New Delhi: Principal Secretary to Prime Minister Narendra Modi, P.K. Mishra, on Thursday said that the role of civil servants is rapidly evolving, with the focus shifting from gradual change to accelerated transformation to meet the demands of modern governance.
Delivering the Plenary Session address at the UPSC’s Shatabdi Sammelan Programme in New Delhi, Mishra noted that technological advancements, rapid urbanisation, climate challenges, and recurring disasters have significantly reshaped public service responsibilities. Today, he said, governance prioritises collaboration over hierarchy.
According to him, expectations from civil services have progressed from simple adherence to procedures to ensuring tangible outcomes, from working in departmental silos to fostering interoperable digital systems, and from a state delivering services to one that partners with citizens through Jan Bhagidari.
Mishra stressed that India is positioned at a decisive moment in its path to achieving the vision of Viksit Bharat 2047. He laid out three guiding principles for the decades ahead: refocusing civil services toward a development-oriented administration, reimagining recruitment to identify highly capable individuals, and promoting continuous learning throughout a civil servant’s career.
He highlighted that the shift in expectations is evident across sectors such as digital payments, social welfare delivery, healthcare, infrastructure, logistics, taxation, skilling, urban governance, and rural development.
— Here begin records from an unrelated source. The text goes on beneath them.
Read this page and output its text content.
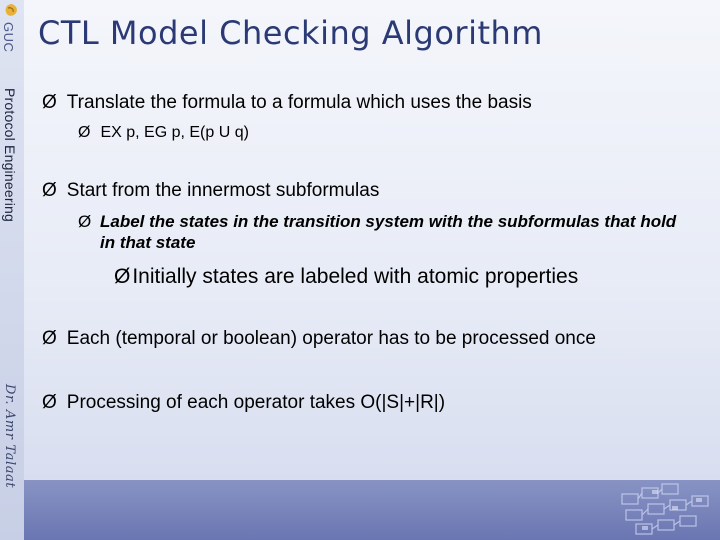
GUC
Protocol Engineering
Dr. Amr Talaat
CTL Model Checking Algorithm
Ø Translate the formula to a formula which uses the basis
Ø EX p, EG p, E(p U q)
Ø Start from the innermost subformulas
Ø Label the states in the transition system with the subformulas that hold in that state
ØInitially states are labeled with atomic properties
Ø Each (temporal or boolean) operator has to be processed once
Ø Processing of each operator takes O(|S|+|R|)
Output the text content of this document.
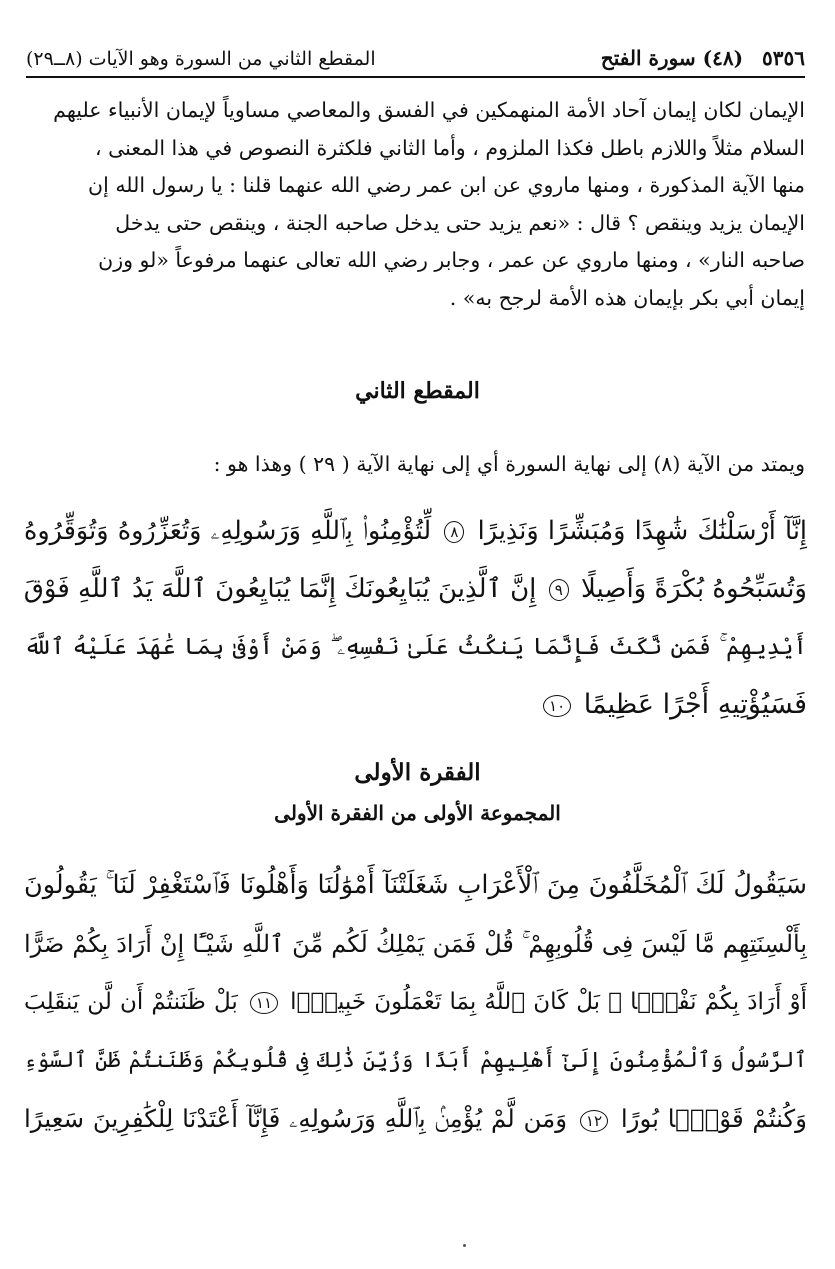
٥٣٥٦ (٤٨) سورة الفتح
المقطع الثاني من السورة وهو الآيات (٨ــ٢٩)
الإيمان لكان إيمان آحاد الأمة المنهمكين في الفسق والمعاصي مساوياً لإيمان الأنبياء عليهم
السلام مثلاً واللازم باطل فكذا الملزوم ، وأما الثاني فلكثرة النصوص في هذا المعنى ،
منها الآية المذكورة ، ومنها ماروي عن ابن عمر رضي الله عنهما قلنا : يا رسول الله إن
الإيمان يزيد وينقص ؟ قال : «نعم يزيد حتى يدخل صاحبه الجنة ، وينقص حتى يدخل
صاحبه النار» ، ومنها ماروي عن عمر ، وجابر رضي الله تعالى عنهما مرفوعاً «لو وزن
إيمان أبي بكر بإيمان هذه الأمة لرجح به» .
المقطع الثاني
ويمتد من الآية (٨) إلى نهاية السورة أي إلى نهاية الآية ( ٢٩ ) وهذا هو :
إِنَّآ أَرْسَلْنَٰكَ شَٰهِدًا وَمُبَشِّرًا وَنَذِيرًا ٨ لِّتُؤْمِنُوا۟ بِٱللَّهِ وَرَسُولِهِۦ وَتُعَزِّرُوهُ وَتُوَقِّرُوهُ
وَتُسَبِّحُوهُ بُكْرَةً وَأَصِيلًا ٩ إِنَّ ٱلَّذِينَ يُبَايِعُونَكَ إِنَّمَا يُبَايِعُونَ ٱللَّهَ يَدُ ٱللَّهِ فَوْقَ
أَيْدِيهِمْ ۚ فَمَن نَّكَثَ فَإِنَّمَا يَنكُثُ عَلَىٰ نَفْسِهِۦ ۖ وَمَنْ أَوْفَىٰ بِمَا عَٰهَدَ عَلَيْهُ ٱللَّهَ
فَسَيُؤْتِيهِ أَجْرًا عَظِيمًا ١٠
الفقرة الأولى
المجموعة الأولى من الفقرة الأولى
سَيَقُولُ لَكَ ٱلْمُخَلَّفُونَ مِنَ ٱلْأَعْرَابِ شَغَلَتْنَآ أَمْوَٰلُنَا وَأَهْلُونَا فَٱسْتَغْفِرْ لَنَا ۚ يَقُولُونَ
بِأَلْسِنَتِهِم مَّا لَيْسَ فِى قُلُوبِهِمْ ۚ قُلْ فَمَن يَمْلِكُ لَكُم مِّنَ ٱللَّهِ شَيْـًٔا إِنْ أَرَادَ بِكُمْ ضَرًّا
أَوْ أَرَادَ بِكُمْ نَفْعًۢا ۚ بَلْ كَانَ ٱللَّهُ بِمَا تَعْمَلُونَ خَبِيرًۢا ١١ بَلْ ظَنَنتُمْ أَن لَّن يَنقَلِبَ
ٱلرَّسُولُ وَٱلْمُؤْمِنُونَ إِلَىٰٓ أَهْلِيهِمْ أَبَدًا وَزُيِّنَ ذَٰلِكَ فِى قُلُوبِكُمْ وَظَنَنتُمْ ظَنَّ ٱلسَّوْءِ
وَكُنتُمْ قَوْمًۢا بُورًا ١٢ وَمَن لَّمْ يُؤْمِنۢ بِٱللَّهِ وَرَسُولِهِۦ فَإِنَّآ أَعْتَدْنَا لِلْكَٰفِرِينَ سَعِيرًا
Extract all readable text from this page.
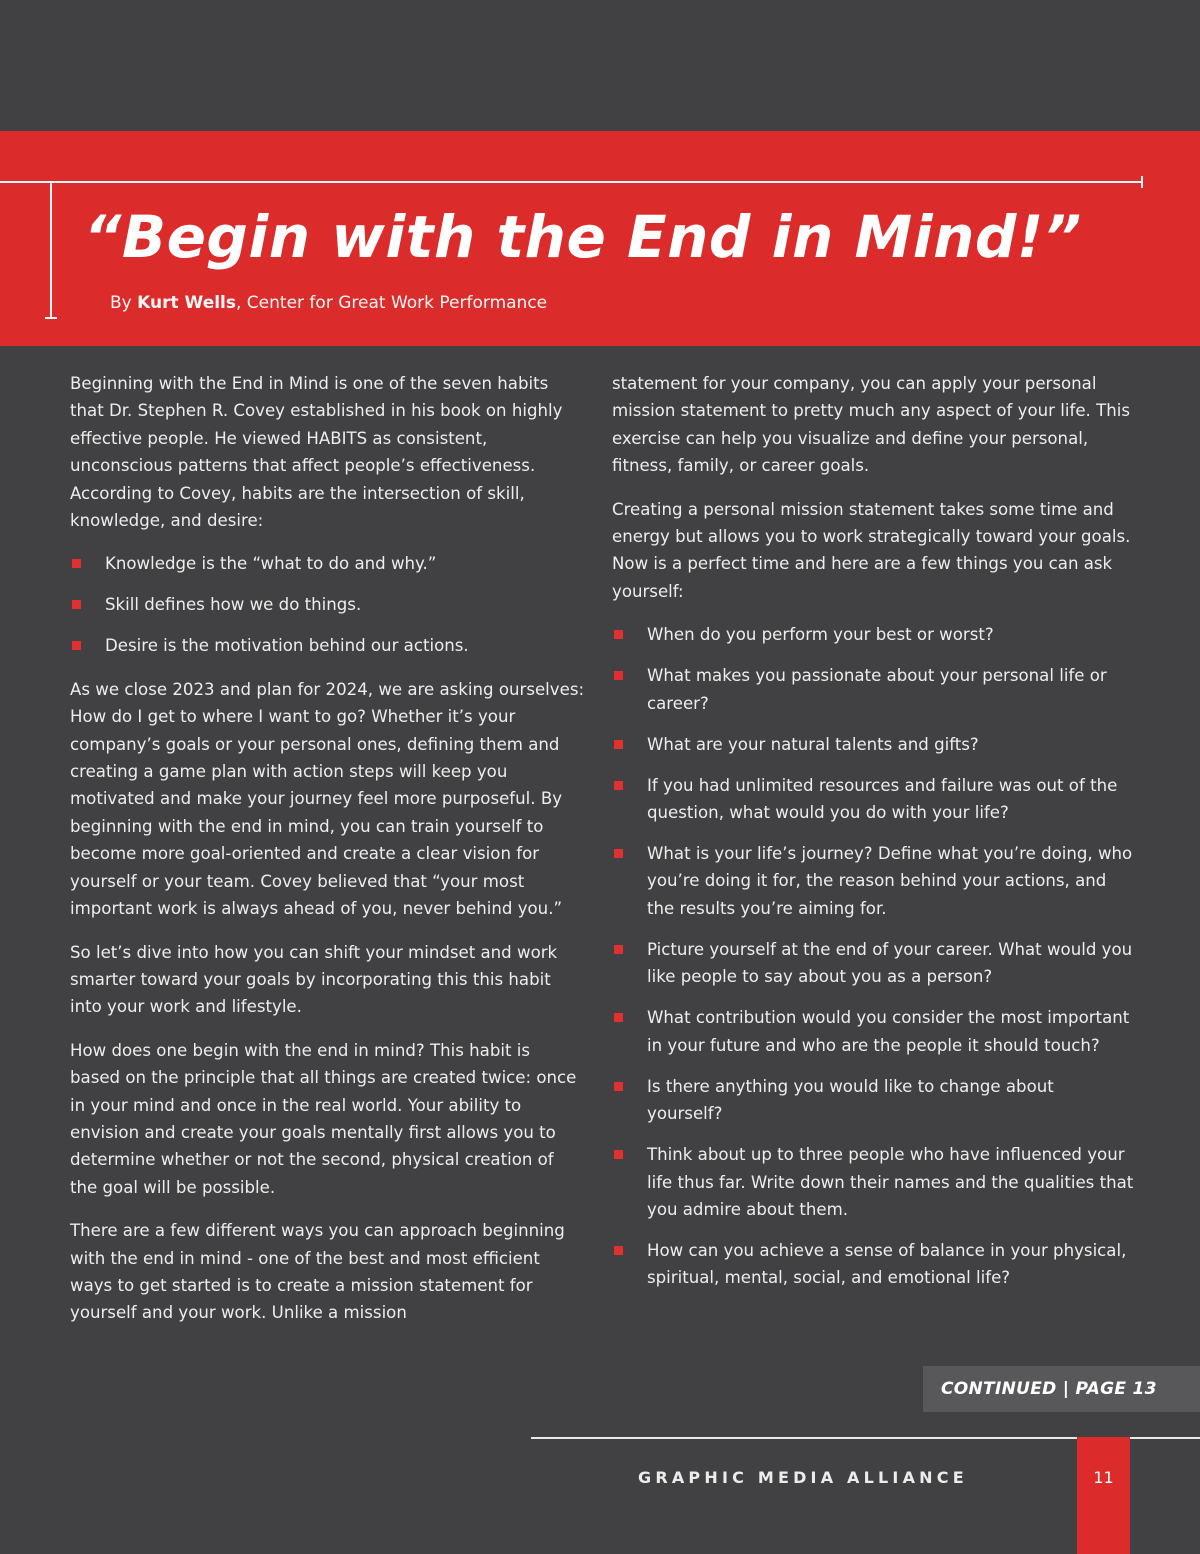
“Begin with the End in Mind!”
By Kurt Wells, Center for Great Work Performance

Beginning with the End in Mind is one of the seven habits that Dr. Stephen R. Covey established in his book on highly effective people. He viewed HABITS as consistent, unconscious patterns that affect people’s effectiveness. According to Covey, habits are the intersection of skill, knowledge, and desire:

Knowledge is the “what to do and why.”
Skill defines how we do things.
Desire is the motivation behind our actions.

As we close 2023 and plan for 2024, we are asking ourselves: How do I get to where I want to go? Whether it’s your company’s goals or your personal ones, defining them and creating a game plan with action steps will keep you motivated and make your journey feel more purposeful. By beginning with the end in mind, you can train yourself to become more goal-oriented and create a clear vision for yourself or your team. Covey believed that “your most important work is always ahead of you, never behind you.”

So let’s dive into how you can shift your mindset and work smarter toward your goals by incorporating this this habit into your work and lifestyle.

How does one begin with the end in mind? This habit is based on the principle that all things are created twice: once in your mind and once in the real world. Your ability to envision and create your goals mentally first allows you to determine whether or not the second, physical creation of the goal will be possible.

There are a few different ways you can approach beginning with the end in mind - one of the best and most efficient ways to get started is to create a mission statement for yourself and your work. Unlike a mission

statement for your company, you can apply your personal mission statement to pretty much any aspect of your life. This exercise can help you visualize and define your personal, fitness, family, or career goals.

Creating a personal mission statement takes some time and energy but allows you to work strategically toward your goals. Now is a perfect time and here are a few things you can ask yourself:

When do you perform your best or worst?
What makes you passionate about your personal life or career?
What are your natural talents and gifts?
If you had unlimited resources and failure was out of the question, what would you do with your life?
What is your life’s journey? Define what you’re doing, who you’re doing it for, the reason behind your actions, and the results you’re aiming for.
Picture yourself at the end of your career. What would you like people to say about you as a person?
What contribution would you consider the most important in your future and who are the people it should touch?
Is there anything you would like to change about yourself?
Think about up to three people who have influenced your life thus far. Write down their names and the qualities that you admire about them.
How can you achieve a sense of balance in your physical, spiritual, mental, social, and emotional life?
CONTINUED | PAGE 13
GRAPHIC MEDIA ALLIANCE	11
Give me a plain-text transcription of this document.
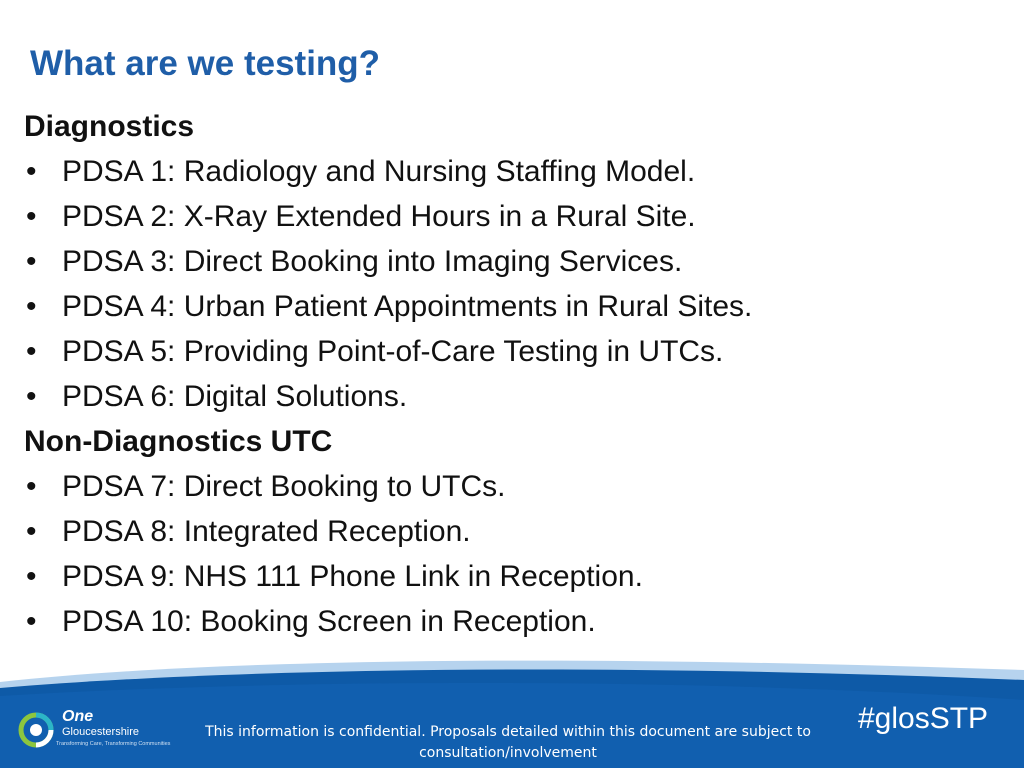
What are we testing?
Diagnostics
• PDSA 1: Radiology and Nursing Staffing Model.
• PDSA 2: X-Ray Extended Hours in a Rural Site.
• PDSA 3: Direct Booking into Imaging Services.
• PDSA 4: Urban Patient Appointments in Rural Sites.
• PDSA 5: Providing Point-of-Care Testing in UTCs.
• PDSA 6: Digital Solutions.
Non-Diagnostics UTC
• PDSA 7: Direct Booking to UTCs.
• PDSA 8: Integrated Reception.
• PDSA 9: NHS 111 Phone Link in Reception.
• PDSA 10: Booking Screen in Reception.
One
Gloucestershire
Transforming Care, Transforming Communities
This information is confidential. Proposals detailed within this document are subject to
consultation/involvement
#glosSTP
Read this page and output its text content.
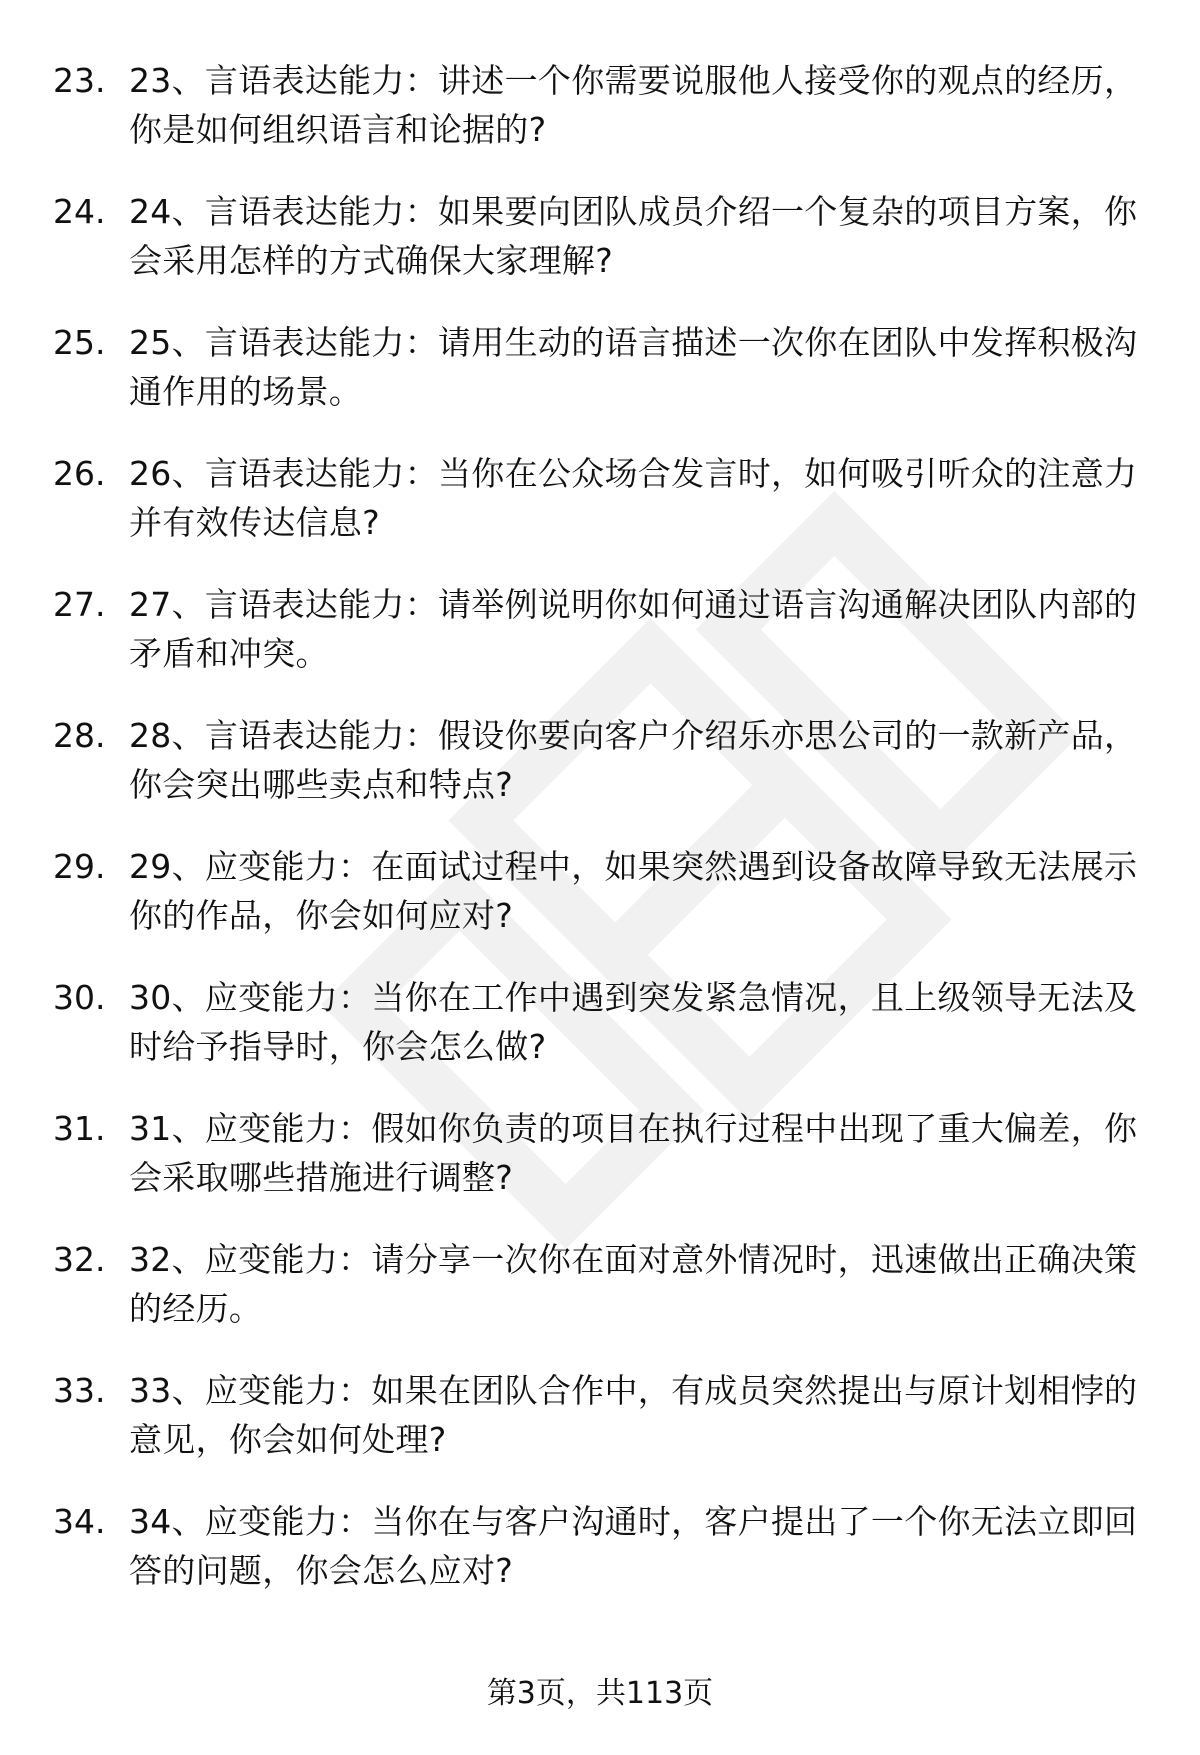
23. 23、言语表达能力：讲述一个你需要说服他人接受你的观点的经历，你是如何组织语言和论据的?
24. 24、言语表达能力：如果要向团队成员介绍一个复杂的项目方案，你会采用怎样的方式确保大家理解?
25. 25、言语表达能力：请用生动的语言描述一次你在团队中发挥积极沟通作用的场景。
26. 26、言语表达能力：当你在公众场合发言时，如何吸引听众的注意力并有效传达信息?
27. 27、言语表达能力：请举例说明你如何通过语言沟通解决团队内部的矛盾和冲突。
28. 28、言语表达能力：假设你要向客户介绍乐亦思公司的一款新产品，你会突出哪些卖点和特点?
29. 29、应变能力：在面试过程中，如果突然遇到设备故障导致无法展示你的作品，你会如何应对?
30. 30、应变能力：当你在工作中遇到突发紧急情况，且上级领导无法及时给予指导时，你会怎么做?
31. 31、应变能力：假如你负责的项目在执行过程中出现了重大偏差，你会采取哪些措施进行调整?
32. 32、应变能力：请分享一次你在面对意外情况时，迅速做出正确决策的经历。
33. 33、应变能力：如果在团队合作中，有成员突然提出与原计划相悖的意见，你会如何处理?
34. 34、应变能力：当你在与客户沟通时，客户提出了一个你无法立即回答的问题，你会怎么应对?
第3页，共113页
He added that these expectations now extend into emerging areas including quantum technology, space innovation, and the blue and green economies where India aims for global leadership.
Civil servants, he said, must operate across domains, adopt humility and purpose, and uphold integrity. Mishra underlined the need for balancing ethical judgments with administrative efficiency and building confidence in handling data while maintaining strong human engagement.
He also observed that UPSC has, over its century-long journey, upheld merit, fairness, excellence, and integrity, retaining its stature as one of India’s most trusted Constitutional institutions. The celebration, he remarked, honours the foresight of the nation’s founding leaders and those who shaped the Commission in its early years.